Nos resultará interesante y beneficioso dejar que empiecen la conversación nuestros hijos o hijas, y esperaremos nuestro turno sin interrumpir, para luego poder pedirles a ellos lo mismo. En este sentido, no debemos incumplir las normas que hayamos establecido para la comunicación y predicaremos con el ejemplo. Nos esforzaremos por comprender su punto de vista, pues eso nos permitirá contraargumentar adecuadamente.

Buscaremos una comunicación eficaz; eso implica que, al hablar con personas menores, hemos de utilizar un lenguaje directo, con frases cortas y muy claras, sin largos circunloquios, o bajará su atención y su interés por la conversación.
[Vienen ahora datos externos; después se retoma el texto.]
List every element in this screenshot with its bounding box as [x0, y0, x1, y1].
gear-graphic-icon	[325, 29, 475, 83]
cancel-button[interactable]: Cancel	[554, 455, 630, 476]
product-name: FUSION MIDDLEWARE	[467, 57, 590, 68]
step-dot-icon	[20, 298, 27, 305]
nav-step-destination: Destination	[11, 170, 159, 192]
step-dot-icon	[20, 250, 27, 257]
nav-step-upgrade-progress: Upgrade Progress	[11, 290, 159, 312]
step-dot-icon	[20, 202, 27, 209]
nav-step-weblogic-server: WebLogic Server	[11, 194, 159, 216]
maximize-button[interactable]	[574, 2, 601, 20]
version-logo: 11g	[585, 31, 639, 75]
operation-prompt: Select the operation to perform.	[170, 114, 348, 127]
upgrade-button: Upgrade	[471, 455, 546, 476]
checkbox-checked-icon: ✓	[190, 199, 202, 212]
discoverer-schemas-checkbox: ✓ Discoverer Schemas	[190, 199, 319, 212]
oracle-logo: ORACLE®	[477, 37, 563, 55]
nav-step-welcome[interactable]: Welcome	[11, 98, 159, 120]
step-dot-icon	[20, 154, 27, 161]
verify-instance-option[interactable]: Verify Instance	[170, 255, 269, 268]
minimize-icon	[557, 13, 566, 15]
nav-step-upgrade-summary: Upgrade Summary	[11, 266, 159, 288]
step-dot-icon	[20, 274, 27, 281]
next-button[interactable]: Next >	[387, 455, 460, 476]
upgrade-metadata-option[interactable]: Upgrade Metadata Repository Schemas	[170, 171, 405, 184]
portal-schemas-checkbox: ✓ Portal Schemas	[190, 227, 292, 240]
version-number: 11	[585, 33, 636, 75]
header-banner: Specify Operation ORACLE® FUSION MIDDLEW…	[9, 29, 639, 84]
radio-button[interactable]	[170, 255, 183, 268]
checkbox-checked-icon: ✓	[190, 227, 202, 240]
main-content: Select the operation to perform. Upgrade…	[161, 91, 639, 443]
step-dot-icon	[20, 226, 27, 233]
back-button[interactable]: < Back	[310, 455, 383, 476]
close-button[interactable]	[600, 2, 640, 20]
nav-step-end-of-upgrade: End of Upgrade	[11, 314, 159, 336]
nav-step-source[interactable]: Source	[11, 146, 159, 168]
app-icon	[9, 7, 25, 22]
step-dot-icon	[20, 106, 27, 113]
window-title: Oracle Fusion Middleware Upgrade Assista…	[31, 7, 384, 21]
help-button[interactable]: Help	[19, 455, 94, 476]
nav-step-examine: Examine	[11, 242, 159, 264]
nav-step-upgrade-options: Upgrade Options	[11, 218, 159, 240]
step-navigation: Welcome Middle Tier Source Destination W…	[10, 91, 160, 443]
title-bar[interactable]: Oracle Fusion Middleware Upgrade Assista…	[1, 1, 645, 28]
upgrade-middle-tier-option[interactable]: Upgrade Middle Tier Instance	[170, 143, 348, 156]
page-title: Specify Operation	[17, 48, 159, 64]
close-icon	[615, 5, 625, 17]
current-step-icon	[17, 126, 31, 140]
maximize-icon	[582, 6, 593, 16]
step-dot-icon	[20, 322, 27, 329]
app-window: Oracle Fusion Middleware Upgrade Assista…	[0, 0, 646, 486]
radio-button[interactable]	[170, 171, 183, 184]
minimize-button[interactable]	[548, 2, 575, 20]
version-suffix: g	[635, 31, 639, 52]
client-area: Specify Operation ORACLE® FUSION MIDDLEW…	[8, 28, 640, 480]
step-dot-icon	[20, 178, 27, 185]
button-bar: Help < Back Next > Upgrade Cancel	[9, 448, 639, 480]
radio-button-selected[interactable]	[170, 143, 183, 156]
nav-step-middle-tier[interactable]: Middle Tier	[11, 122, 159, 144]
Para conseguir dicha atención, hemos de ser capaces de encontrar el lugar y momento adecuados, debemos variar la entonación de la conversación, exponerla con una velocidad adecuada, buscar palabras de impacto y también atraer la mirada de nuestro interlocutor.

Podemos verificar que la recepción de la información es la adecuada, con preguntas sutiles que vayan más allá del "¿me estás escuchando?", "¿lo has entendido?", pues a estas cuestiones obtendremos respuestas automáticas que no evidencian nada.

Ayudará apoyarnos en el lenguaje no verbal, pues lo van a entender incluso antes que nuestras palabras, teniendo claro qué queremos trasladar con él y aprendiendo su gestión. Preparar la conversación previamente para tener las ideas claras, siempre es positivo.